If you r using free mail service, then POP/SMTP service for both the service providers will not be available, because they have stopped providing mail forward for free mails.

However, yahoo.co.in is still providing mail forwarding service and the settings are:

POP: pop.mail.yahoo.co.in
SMTP: smtp.mail.yahoo.co.in

Port No:-
POP: 465
SMTP:995

But before that u hav to enable POP Forwarding in your web mail. To do this log into your account and go to settings.


----------



## sanju (Jul 1, 2007)

nice info
and what about hotmail and gmail


----------



## karnivore (Jul 1, 2007)

Hotmail mail forwarding is not available.

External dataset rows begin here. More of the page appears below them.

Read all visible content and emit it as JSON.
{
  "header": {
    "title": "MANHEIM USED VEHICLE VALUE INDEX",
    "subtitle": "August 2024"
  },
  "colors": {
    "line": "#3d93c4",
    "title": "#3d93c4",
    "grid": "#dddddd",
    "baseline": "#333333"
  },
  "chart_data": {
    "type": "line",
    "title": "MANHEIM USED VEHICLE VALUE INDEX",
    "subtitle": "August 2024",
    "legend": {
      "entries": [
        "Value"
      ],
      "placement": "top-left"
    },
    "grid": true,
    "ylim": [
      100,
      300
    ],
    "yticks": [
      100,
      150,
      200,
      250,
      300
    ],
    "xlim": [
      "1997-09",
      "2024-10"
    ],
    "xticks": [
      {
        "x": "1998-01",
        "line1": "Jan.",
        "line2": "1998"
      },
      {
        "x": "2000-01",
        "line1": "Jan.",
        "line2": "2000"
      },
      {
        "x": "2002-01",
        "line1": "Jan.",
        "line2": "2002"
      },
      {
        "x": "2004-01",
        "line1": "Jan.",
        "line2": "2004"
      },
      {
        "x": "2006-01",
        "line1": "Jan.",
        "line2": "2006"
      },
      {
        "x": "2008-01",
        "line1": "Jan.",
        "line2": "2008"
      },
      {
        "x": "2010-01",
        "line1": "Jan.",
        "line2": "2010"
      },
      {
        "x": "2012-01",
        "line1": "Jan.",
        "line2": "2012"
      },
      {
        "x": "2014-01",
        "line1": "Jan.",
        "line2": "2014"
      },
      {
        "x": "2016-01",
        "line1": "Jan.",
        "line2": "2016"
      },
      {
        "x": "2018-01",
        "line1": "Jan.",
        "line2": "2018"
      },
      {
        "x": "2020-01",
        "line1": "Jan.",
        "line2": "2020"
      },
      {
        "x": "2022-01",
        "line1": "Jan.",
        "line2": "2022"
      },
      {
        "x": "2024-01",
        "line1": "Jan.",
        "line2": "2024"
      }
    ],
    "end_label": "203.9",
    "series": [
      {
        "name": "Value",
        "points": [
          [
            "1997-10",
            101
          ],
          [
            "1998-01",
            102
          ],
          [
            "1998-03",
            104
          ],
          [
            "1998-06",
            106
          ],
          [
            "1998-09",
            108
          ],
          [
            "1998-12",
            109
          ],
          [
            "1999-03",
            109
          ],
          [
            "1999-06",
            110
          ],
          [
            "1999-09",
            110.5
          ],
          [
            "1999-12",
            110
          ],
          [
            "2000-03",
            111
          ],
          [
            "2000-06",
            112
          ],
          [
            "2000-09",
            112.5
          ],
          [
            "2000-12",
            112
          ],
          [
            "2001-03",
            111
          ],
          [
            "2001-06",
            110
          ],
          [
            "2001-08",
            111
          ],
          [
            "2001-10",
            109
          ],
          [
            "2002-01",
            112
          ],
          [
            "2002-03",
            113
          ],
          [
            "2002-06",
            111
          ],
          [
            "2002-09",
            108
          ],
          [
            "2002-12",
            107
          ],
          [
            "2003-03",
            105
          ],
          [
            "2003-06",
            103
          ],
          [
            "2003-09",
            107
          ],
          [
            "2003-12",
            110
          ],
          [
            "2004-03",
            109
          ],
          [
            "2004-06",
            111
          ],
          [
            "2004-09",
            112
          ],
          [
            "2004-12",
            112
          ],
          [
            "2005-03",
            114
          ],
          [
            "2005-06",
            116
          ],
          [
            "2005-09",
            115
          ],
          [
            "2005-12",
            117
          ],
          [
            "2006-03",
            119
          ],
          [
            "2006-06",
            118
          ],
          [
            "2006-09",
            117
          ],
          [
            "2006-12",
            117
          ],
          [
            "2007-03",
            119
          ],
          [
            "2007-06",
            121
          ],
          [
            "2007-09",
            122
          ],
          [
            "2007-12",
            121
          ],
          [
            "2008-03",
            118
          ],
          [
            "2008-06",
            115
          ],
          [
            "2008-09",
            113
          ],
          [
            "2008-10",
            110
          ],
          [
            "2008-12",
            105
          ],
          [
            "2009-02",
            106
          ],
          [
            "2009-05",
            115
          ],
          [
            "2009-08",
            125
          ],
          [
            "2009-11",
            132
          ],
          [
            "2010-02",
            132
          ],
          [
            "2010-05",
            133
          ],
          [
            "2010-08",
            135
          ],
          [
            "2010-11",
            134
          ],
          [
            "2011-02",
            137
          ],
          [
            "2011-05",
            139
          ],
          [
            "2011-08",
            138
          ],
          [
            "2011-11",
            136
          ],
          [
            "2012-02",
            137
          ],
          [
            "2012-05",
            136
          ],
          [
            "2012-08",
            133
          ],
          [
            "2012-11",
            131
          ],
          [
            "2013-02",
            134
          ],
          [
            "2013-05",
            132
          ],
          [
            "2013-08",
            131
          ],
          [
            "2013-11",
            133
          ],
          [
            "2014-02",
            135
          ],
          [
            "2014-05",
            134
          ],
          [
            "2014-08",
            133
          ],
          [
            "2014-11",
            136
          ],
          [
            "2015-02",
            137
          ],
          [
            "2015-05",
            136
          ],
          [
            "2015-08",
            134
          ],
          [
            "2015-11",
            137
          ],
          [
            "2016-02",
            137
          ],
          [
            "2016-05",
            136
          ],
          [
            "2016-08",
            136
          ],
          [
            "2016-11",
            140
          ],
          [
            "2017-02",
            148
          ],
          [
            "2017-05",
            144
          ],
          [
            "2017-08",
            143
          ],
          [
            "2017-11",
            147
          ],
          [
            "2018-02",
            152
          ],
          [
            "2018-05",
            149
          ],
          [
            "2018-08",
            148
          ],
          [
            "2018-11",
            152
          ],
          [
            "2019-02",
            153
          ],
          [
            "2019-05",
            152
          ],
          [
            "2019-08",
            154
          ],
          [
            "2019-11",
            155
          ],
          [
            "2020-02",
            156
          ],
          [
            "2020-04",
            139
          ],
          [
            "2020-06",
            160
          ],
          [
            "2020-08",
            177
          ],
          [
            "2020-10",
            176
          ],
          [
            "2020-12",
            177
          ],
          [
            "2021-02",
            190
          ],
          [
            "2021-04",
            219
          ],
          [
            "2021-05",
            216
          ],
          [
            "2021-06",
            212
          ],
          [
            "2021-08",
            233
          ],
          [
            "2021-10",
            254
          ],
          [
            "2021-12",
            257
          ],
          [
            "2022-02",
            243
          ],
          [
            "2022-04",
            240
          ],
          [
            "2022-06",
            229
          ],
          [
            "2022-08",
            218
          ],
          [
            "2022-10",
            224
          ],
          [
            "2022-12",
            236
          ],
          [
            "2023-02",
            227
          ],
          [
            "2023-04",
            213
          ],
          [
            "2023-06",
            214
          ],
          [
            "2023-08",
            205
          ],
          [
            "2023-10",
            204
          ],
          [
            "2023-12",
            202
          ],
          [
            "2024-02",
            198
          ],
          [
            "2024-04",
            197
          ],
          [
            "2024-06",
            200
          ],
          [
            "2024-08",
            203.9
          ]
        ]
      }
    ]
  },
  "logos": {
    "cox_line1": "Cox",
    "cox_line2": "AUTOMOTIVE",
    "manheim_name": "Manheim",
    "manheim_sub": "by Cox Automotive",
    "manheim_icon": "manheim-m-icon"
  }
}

For gmail the settings are:

POP: pop.gmail.com
SMTP: smtp.gmail.com

Port No:-
POP: 465
SMTP:995

But before that u hav to enable POP Forwarding in your web mail. To do this log into your account and go to settings


----------



## Garbage (Jul 1, 2007)

Configure Email Client of GMail may be useful to you!


----------



## JohnephSi (Jul 1, 2007)

Which one is to select web and pop acess or forwarding in the POP forwarding action


----------



## karnivore (Jul 1, 2007)

Options > POP Access and Forwarding > Web & POP Access.


----------



## Vishal Gupta (Jul 1, 2007)

If u use Windows Live Mail, then u can access ur Hotmail account without any problem. U hv to enter just username and password and it'll automatically configure settings.

I'm using WLM for Hotmail, Gmail and Yahoo! accounts.


----------